Libertarian Eric Sundwall might not have been a major challenge to Democrat Scott Murphy or Republican James Tedisco in Tuesday's special election, but a week prior to the polls opening, he was at least in the race.
That ended on Wednesday, March 25, when Sundwall threw in the towel after the state Board of Elections invalidated thousands of voter signatures he had collected to petition a place on the ballot. The ruling of the board's commissioners to throw out nearly 4,000 signatures leaving Sundwall short of the 3,500 required has touched off a debate that is all-too-familiar to third-party candidates running for office in the Empire State.
The petition challenges originated from Donald Neddo of Waterford and Laurie Kelly Sickles of Ballston Spa. Under New York State election law, any voter in the election district may issue a challenge.
But Sundwall and other third-party candidates say that the law allows signatures to be thrown out on technicalities that don't affect the signer's intent.
"The problem is that these laws are outdated, and they really need to be brought up to speed with more modern methods," said Sundwall. "It's just not fair to the voters these requirements basically destroy their intent."
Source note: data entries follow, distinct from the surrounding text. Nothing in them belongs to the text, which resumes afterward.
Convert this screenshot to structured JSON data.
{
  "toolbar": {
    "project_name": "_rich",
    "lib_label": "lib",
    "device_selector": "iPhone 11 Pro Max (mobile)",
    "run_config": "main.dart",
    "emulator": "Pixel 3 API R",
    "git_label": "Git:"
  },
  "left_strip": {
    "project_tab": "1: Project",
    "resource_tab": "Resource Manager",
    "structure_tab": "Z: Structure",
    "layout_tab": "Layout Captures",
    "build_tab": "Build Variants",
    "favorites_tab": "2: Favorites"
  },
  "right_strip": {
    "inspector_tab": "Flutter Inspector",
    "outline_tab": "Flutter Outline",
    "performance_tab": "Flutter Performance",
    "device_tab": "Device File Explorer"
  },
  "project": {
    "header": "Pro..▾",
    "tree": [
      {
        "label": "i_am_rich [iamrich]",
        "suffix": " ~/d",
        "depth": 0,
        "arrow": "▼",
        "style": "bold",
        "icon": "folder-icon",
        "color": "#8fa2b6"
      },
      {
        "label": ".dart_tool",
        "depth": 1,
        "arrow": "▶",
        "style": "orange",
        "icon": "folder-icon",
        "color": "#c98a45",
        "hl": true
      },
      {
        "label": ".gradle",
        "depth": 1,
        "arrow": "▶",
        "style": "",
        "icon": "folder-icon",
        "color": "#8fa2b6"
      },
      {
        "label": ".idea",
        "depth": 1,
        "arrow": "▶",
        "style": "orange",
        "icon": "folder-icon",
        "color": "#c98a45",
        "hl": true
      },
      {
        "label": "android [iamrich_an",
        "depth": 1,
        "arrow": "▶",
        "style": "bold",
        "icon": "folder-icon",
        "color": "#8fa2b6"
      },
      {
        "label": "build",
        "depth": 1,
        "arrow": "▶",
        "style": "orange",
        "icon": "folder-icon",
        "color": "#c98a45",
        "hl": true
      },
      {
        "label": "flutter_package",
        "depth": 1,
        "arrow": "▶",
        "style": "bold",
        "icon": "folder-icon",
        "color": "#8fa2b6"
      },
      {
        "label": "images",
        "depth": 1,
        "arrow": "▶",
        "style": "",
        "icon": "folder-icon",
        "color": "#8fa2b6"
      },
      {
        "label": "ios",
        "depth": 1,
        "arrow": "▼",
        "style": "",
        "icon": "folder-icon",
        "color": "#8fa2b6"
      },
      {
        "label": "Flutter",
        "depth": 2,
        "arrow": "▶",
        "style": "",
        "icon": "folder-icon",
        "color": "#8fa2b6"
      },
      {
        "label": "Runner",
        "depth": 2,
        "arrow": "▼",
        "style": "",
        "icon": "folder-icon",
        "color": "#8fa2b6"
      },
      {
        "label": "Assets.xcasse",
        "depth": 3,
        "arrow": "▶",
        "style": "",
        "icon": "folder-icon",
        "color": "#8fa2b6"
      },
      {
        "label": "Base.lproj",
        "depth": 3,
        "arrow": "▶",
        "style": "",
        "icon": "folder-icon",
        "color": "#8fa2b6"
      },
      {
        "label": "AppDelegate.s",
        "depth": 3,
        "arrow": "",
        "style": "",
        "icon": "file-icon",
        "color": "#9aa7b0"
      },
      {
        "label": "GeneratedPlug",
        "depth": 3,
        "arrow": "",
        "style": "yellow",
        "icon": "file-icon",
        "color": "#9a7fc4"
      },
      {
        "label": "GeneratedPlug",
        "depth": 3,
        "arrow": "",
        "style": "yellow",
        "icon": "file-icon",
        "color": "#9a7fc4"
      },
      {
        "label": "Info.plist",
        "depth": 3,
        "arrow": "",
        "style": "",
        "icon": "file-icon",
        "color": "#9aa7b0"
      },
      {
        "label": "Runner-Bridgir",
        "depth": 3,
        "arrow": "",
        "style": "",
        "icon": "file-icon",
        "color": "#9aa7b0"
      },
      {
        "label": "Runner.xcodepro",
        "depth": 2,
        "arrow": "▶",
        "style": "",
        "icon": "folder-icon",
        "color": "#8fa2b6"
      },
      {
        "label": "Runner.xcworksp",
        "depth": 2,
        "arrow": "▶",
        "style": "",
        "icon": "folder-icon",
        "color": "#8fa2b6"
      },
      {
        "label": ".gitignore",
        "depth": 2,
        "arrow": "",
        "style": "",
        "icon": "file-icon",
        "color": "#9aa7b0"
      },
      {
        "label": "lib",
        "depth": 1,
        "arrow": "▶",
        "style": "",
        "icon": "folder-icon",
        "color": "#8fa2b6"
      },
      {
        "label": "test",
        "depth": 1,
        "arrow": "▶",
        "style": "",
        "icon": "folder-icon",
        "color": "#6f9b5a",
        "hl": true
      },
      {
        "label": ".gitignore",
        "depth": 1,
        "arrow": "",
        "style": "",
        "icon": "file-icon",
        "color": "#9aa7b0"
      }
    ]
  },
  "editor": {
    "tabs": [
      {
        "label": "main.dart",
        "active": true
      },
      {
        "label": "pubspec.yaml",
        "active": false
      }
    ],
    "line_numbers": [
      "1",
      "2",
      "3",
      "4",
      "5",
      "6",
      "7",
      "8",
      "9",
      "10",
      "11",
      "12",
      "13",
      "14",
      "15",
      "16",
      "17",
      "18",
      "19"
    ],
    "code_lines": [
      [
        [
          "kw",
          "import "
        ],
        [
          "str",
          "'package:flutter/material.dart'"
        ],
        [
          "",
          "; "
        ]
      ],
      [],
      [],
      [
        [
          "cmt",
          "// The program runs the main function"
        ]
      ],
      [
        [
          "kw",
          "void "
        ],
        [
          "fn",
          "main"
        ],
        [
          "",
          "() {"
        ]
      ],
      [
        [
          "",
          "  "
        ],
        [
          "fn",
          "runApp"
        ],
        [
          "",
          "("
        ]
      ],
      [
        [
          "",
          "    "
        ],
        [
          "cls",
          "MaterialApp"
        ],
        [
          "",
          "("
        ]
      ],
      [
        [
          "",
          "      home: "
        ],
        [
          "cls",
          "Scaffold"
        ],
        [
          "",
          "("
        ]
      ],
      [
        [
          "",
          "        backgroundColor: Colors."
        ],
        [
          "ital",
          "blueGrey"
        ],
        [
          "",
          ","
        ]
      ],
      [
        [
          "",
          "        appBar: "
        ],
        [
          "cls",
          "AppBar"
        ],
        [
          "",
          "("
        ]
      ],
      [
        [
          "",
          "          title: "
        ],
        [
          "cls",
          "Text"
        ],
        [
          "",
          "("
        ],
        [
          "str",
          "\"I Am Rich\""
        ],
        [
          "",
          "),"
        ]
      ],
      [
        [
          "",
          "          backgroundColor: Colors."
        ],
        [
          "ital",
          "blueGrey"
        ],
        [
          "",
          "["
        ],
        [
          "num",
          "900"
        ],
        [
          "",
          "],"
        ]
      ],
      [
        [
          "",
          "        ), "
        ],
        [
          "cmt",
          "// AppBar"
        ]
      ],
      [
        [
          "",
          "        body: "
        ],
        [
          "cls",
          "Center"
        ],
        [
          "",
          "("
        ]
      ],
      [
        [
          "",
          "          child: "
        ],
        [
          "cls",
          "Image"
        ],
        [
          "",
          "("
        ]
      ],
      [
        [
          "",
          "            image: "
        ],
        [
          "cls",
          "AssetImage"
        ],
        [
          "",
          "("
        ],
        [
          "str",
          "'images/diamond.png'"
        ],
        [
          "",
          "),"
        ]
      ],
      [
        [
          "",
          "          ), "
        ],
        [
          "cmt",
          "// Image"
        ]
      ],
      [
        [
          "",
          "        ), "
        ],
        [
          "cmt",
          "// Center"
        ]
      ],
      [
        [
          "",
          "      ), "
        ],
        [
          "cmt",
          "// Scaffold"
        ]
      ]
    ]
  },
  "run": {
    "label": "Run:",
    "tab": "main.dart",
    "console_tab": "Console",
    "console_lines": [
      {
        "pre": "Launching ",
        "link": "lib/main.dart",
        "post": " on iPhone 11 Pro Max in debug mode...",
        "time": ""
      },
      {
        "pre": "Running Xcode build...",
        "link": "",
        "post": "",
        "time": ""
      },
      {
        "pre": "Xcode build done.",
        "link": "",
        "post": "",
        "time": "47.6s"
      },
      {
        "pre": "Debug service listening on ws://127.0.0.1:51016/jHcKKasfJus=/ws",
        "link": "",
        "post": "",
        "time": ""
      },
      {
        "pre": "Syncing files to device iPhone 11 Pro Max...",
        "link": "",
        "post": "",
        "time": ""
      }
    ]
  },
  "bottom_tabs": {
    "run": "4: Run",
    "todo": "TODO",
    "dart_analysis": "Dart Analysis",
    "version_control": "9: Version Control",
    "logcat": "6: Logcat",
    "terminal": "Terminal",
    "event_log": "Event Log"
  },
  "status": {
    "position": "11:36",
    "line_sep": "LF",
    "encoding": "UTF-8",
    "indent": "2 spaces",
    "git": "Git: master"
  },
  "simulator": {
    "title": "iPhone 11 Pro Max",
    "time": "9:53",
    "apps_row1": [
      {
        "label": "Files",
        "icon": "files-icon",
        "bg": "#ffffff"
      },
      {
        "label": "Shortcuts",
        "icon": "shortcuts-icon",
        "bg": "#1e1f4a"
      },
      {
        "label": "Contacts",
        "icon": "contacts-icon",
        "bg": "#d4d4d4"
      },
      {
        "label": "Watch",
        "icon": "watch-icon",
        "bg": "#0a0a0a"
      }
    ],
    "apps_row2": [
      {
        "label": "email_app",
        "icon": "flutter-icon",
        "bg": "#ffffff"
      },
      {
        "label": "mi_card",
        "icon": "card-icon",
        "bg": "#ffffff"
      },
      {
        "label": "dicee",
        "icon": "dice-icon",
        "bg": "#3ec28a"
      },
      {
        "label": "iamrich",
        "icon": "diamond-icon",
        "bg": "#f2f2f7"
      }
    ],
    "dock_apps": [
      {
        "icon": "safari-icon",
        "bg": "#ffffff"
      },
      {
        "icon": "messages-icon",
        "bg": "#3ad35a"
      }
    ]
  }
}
Signatures on petitions can be invalidated for three reasons, according to state Board of Elections Spokesman Bob Brehm. Information on the signature witness (the campaign worker, most likely) can be lacking, the witness can fail to initial changes on the petition or the signer might be ineligible to vote (whether they are not registered or registered at a different address).
On Sundwall's petition, thousands of signatures were tossed because of a mistake one election worker made.
"As an administrative agency, we make decisions based on what the law is, not what the law should be," said Brehm. "When the information in the witness identification is still wrong, the statute says it needs to be there and it needs to be correct."